Rust: So Gen Zs care about this area, and I’ve seen a lot of ICOs, and IEOs, and token offerings, token generation events, and I’ve just looked at the generation and been working alongside a lot of the Gen Z, Gen Y, sort of millennial generations, and their investment appetite is: “Oh, I just want to put ten thousand dollars in. I want to have skin in the game and I want to put ten thousand dollars in, but I can’t.” When I was a kid, I wanted to invest in — I met Tesla in my work, I wanted to invest in them, but I didn’t have access to them. And so I had to wait till they went to an IPO to get access to them. So how do I get a bit earlier access to some of the companies that I’m interacting with?

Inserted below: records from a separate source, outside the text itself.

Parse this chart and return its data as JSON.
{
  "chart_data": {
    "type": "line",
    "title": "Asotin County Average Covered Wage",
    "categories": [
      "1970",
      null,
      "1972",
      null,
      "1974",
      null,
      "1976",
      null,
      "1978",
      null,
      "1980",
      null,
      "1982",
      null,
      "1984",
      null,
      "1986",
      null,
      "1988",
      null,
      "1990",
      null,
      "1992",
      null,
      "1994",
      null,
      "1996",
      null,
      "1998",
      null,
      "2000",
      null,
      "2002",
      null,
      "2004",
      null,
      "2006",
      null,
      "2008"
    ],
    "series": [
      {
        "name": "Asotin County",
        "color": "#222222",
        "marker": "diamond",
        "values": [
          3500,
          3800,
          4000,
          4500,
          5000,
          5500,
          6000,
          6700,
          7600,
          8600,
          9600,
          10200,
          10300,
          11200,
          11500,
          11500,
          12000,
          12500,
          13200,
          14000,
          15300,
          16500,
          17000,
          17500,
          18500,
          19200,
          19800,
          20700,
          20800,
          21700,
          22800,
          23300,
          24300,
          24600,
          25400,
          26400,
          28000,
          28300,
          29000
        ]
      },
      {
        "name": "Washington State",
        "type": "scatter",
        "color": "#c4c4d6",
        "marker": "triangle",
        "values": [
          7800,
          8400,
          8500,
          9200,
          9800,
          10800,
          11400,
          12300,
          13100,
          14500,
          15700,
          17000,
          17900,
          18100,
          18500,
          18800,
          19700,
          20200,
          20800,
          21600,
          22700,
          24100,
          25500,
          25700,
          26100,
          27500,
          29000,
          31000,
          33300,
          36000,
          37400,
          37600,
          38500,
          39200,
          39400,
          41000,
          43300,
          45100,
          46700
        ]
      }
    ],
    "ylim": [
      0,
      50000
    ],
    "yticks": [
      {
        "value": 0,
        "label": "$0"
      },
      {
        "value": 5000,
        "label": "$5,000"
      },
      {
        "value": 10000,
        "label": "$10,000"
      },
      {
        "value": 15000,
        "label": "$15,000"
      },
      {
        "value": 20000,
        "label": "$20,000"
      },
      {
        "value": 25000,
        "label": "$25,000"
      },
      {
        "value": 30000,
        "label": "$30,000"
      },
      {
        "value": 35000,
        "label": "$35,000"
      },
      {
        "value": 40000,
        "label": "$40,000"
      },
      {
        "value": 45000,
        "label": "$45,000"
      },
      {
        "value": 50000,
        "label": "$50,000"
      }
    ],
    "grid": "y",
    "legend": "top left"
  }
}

I just felt, how can we get it as low as possible as long as you pass the qualified investor hurdles that we need to do from a regulatory standpoint to enable anybody to participate? So anybody that cares can do that. And we’ve also changed the whole governance model. So if we have enough people that care about a specific company, we have committed to doing due diligence on that company and we have a whole governance model that’s framed out. We have a timeline and so we’re really sort of sticking to that.

Within 60 days, every deal gets reviewed and analyzed and then we will invest or not invest based on the decisions that the investment committee makes. And the token holders, by the way, are also a part of the investment committee. 

Lau: That is the new future. That is absolutely the new model, that transparency. No more activist investors because it’s baked into the agreement that you put in your fund. That’s incredible to hear. When are you going to launch your fund?

Rust: We’re hoping to launch by the end of this year, get live and start our first investments. We’ve already done two investments. Really excited about those. One is in a company Regen.Network. What they’re doing is capturing the biodiversity of farmers so that your organic tomato can be subsidized and be equally priced as the mass-produced tomato. And at the same time, the farmer makes his margin on the carbon credits that they earn from using organic materials and no pesticides, etc. Super interesting in that area. We’re looking to get it up and running by the end of the year and really start making an impact this decade because we need to make a change this decade in order for the rest of the century to really be fruitful.

Lau: If we don’t do it this year — this has been not a great year. So if you can help us end it on a high note, we truly appreciate it.

Rust: Well, that’s what we’re trying to do. There is so much opportunity and we got to break away from this doom and gloom. Let’s find these entrepreneurs that are building great products that are driven, passionate and focused on trying to get their product to market to really change the world. How do we empower them? How do we attract the right talent to them and enable them and get them funding for any source to be successful so that we can survive on this and so that the consumers can also realize the benefits of this,

Lau: Stefan, the fund sounds very promising. I know you have a lot of hoops still to jump through. Regulatory, the tokenization, you’ve got to make sure all your legal ducks are in a row. And I know you know that. So we will be watching very closely and cheering you on because environment, sustainability, governance are three critical issues to the true sustainability of the planet and us, quite frankly. Stefan, it was a pleasure. Thank you for sharing a preview of the fund. And we’ll have you on again when you launch it.

Rust: Thank you very much. Thank you. Awesome. Look forward to it.